Innego cudownego uzdrowienia za przyczyną Matki Bożej Opieki doznał Alojzy Dorengowski, mający 54 lata, mieszkaniec Tuligłów pod Krasnymstawem: "Zeznaje sumiennie, iż zapadłszy w wielką słabość, to jest
na ból w piersiach, mający we środku wrzody, z zatwardzeniem wątroby (...), a będąc w kuracji doktorów różnych, zamiast pomocy, puchliny wodney dostałem (...). Doktorzy zdecydowali, że żadnym sposobem
żyć nie mogę, jak dni osiem y ostatnią mi dali receptę, z którą ja wyprawiłem moją żonę do apteki zamoyskiey, która dowiedziawszy się o cudownym Obrazie Matki Boskiey będącym w Kollegiacie Zamoyskiey,
pominąwszy aptekę, tam poszła y mnie ofiarowała. Powróciwszy z Zamościa, to mi oświadczyła, y zaraz mię chęć wielka wzięła, abym jak najprędzej mógł jechać, y przybywszy na miejsce wielkie uczyniłem nabożeństwo
odprawiwszy generalną spowiedź, y Komunię Świętą przyjąwszy zaraz doznałem cudu, bo prawie w tydzień popękali mi w piersiach wrzody, zacząłem krwią pluć, a tak uczułem wielką ulgę y przez tygodni sześć
(...) codziennie gorące czyniłem prośby do tey Matki Boskiey, od którey wiele doznałem łask, że do tey pory coraz zostaję zdrowszy, za co niech Bogu Naywyższemu będą dzięki, a Matce Jego Naydroższey -
honor cześć y chwała. A ja pod przysięgą, to wszystko, com napisał, stwierdzam y wiernie zeznaję. Działo się to 10 września 1804 roku".
Już w 1803 r. zapoczątkowano w kolegiacie uroczystość, która była "wyznaczona na
Dzień Opieki Najświętszey Panny w miesiącu listopadzie", zwane świętem "Beatissimae (Mariae) Patrocinii". Obchodzono je najpierw w 23 niedzielę po Zielonych Świętach, a od 1804 r. w dniu 8 września,
w święto Narodzenia Najświętszej Maryi Panny. Powodem przeniesienia tego święta na wcześniejszą porę roku były liczne prośby "ludu postronnego ze wsiów", dla którego tamten czas nie był "wygodny dla zwyczaynych
słot, albo mrozów y zimna". Święto ku czci Matki Bożej Opieki obchodzono bardzo uroczyście "z wystawieniem Nayświętszego Sakramentu y kazaniami dwiema, rannym y nieszpornym". Celebransowi sprawującemu
"Solenną Wotywę" towarzyszyło "dwóch kapłanów w dalmatykach". Podczas nabożeństwa przygrywała specjalna kapela.

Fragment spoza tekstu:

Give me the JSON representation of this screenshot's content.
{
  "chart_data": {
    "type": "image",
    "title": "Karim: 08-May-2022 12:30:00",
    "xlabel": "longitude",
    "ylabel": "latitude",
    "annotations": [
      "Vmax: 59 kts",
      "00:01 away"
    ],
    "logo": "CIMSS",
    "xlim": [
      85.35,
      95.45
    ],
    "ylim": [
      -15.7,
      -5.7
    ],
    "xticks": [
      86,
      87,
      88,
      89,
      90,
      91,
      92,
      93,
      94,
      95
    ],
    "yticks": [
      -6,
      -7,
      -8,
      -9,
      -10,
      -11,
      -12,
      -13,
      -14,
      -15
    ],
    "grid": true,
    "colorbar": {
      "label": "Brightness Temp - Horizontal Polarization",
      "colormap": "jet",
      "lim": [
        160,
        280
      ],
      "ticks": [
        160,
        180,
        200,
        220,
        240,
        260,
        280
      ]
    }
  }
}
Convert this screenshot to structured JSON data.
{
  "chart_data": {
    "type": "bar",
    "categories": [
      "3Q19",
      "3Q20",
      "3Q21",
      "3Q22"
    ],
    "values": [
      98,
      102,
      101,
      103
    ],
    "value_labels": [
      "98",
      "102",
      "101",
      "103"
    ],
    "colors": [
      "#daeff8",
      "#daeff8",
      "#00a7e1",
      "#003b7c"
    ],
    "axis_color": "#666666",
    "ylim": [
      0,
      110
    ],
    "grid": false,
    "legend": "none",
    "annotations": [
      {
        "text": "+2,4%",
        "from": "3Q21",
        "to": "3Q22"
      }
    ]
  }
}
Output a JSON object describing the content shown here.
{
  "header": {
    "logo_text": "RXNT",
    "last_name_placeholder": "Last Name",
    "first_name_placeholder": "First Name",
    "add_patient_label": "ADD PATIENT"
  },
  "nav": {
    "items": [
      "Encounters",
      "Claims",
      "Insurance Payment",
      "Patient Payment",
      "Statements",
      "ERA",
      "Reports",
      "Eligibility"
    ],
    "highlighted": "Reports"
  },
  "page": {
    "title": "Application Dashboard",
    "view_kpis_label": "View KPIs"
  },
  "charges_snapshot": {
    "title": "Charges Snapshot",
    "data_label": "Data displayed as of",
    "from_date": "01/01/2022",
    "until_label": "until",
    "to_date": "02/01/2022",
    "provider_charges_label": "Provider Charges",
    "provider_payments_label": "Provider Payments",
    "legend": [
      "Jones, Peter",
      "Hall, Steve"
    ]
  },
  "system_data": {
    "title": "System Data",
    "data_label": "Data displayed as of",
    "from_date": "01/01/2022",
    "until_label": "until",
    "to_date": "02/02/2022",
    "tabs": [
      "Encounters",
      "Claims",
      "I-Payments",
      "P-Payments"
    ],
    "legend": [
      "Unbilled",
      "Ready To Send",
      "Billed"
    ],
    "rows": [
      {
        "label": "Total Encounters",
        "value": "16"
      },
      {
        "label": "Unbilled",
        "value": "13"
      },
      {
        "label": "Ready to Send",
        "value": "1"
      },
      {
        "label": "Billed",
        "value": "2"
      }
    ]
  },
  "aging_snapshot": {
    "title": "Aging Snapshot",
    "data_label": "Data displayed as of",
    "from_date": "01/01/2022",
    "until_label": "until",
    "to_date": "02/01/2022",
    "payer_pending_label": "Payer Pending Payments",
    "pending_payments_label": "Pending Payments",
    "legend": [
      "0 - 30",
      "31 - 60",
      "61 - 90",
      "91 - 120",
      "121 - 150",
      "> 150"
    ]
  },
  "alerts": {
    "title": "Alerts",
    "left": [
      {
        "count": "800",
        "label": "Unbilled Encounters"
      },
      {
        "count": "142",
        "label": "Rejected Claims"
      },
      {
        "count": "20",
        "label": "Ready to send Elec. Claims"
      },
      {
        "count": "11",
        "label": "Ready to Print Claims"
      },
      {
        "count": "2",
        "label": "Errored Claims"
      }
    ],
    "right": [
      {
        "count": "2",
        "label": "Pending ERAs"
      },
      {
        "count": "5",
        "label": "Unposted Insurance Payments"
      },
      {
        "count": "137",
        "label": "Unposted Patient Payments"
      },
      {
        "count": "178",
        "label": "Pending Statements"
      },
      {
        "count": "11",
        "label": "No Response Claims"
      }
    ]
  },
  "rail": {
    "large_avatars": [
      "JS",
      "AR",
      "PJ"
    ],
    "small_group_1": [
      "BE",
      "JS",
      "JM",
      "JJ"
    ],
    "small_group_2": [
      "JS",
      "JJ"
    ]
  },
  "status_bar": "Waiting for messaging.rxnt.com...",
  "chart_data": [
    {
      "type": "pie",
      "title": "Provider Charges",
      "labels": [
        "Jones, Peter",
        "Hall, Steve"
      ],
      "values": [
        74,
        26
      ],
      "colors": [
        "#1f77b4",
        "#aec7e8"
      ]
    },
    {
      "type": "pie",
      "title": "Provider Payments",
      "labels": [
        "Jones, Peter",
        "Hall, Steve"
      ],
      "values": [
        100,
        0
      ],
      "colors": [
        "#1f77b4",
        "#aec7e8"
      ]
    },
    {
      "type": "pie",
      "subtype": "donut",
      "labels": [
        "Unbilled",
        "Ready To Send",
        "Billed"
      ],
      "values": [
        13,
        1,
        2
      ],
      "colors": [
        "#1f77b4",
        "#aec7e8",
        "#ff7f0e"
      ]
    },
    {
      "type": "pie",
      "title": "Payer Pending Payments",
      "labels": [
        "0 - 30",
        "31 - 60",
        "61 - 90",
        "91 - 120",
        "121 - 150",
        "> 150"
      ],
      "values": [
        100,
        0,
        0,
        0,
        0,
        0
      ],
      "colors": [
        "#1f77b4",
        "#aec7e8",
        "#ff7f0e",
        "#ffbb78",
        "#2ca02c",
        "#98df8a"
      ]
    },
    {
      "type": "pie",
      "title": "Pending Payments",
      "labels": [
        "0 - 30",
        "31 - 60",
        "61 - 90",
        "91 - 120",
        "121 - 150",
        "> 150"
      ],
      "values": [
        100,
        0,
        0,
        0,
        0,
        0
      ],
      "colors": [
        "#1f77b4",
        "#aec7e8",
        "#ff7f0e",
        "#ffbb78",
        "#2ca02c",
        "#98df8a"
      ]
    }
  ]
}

Obraz "Maryi, Matki Miłosierdzia y Opiekunki wszystkich sług swoich" ściągał do kolegiaty tłumy wiernych obydwu obrządków (tradycja wspomina również o Żydówce, która wyprosiła zdrowie dla córki).
Cudowne uzdrowienia, zatwierdzone nabożeństwo i ustanowiony odpust ku czci Narodzenia Matki Bożej ożywiły bardzo życie religijne w Zamościu i okolicy. Za otrzymywane łaski składano nie tylko wota dziękczynne,
ale także ofiary pieniężne. "Lud kochający Tę Panią y doznający wielkich łask od Niey, od czasu rannego, aż do wieczornego, dla oddania czci y chwały, y dziękczynienia za dobrodziejstwa uczęszczający,
ofiary swoje podług przepomożenia kładł na ołtarzu".